Na Capital do estado, os venezuelanos foram recepcionados pelos militares do Comando Militar do Oeste (CMO) e pernoitaram no 9º Grupamento Logístico. No início da manhã de domingo, o grupo embarcou no ônibus da Instituição com destino à Dourados, onde, nos primeiros 30 dias, ficará alojado em um abrigo no Distrito de Indápolis.

“Tivemos a oportunidade de recebê-los e vimos no olhar uma esperança muito grande. Acredito que estão confiando que serão felizes no Brasil, particularmente, em Mato Grosso do Sul. O exército fará a alimentação e alojamento hoje e a comunidade civil, em conjunto de igrejas, disponibiliza, a partir de amanhã, o abrigo na região de Dourados”, explicou o chefe do Centro de Coordenação de Operações, General Carlos Henrique Teche.

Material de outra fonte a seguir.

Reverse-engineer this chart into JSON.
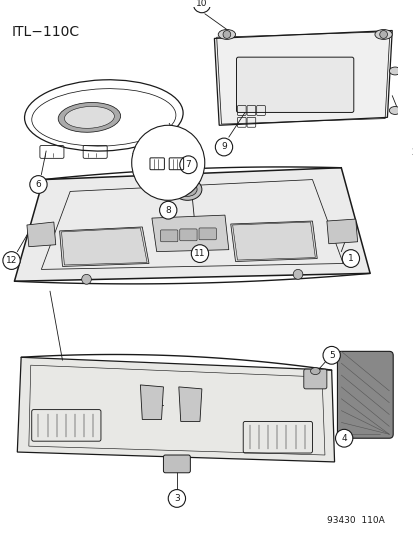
{
  "title": "ITL−110C",
  "footnote": "93430  110A",
  "bg_color": "#f5f5f0",
  "fg_color": "#1a1a1a",
  "title_fontsize": 10,
  "footnote_fontsize": 6.5,
  "lw_main": 0.9,
  "lw_thin": 0.55,
  "lw_circle": 0.8,
  "circle_r": 0.018,
  "label_fontsize": 6.5
}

Com emprego garantido e um local para morar, para muitos, o sonho de recomeçar vem da fé. “Se Deus nos der oportunidade de estar aqui com nossa família, faremos, mas, se for para voltar, voltaremos. Primeiro quero me acomodar aqui, para depois trazer meus filhos”, disse Lorena Patricia Hernandez, de 39 anos, uma das acolhidas na Força-Tarefa Logística Humanitária.

Lorena veio junto com o marido, Jose Angel Rodriguez Sanchez, de 23 anos. Sorridentes e esperançosos, eles desembarcaram com poucas malas e muita saudade da família que ficou na Venezuela.  “Meu esposo deixou a irmã e eu deixei cinco filhos, de 20, 19, 17, 15 e 14 anos”, explicou Lorena. “Estamos fazendo isso para que os outros seres humanos como nós tenham a mesma oportunidade”, completou o marido.

O casal e outros 97 imigrantes solicitaram refúgio ou residência no Brasil e aceitaram participar da interiorização, criada para ajudar famílias em situação de extrema vulnerabilidade a encontrar melhores condições de vida em outros Estados do País.

No primeiro mês em Dourados, o grupo ficará na casa temporária, até ter condição de alugar a nova residência. Alimentação, roupas, utensílios domésticos, móveis, colchões e outros itens de primeira necessidade serão disponibilizados pela sociedade, fruto de campanhas de doação encabeçadas por entidades de Mato Grosso do Sul.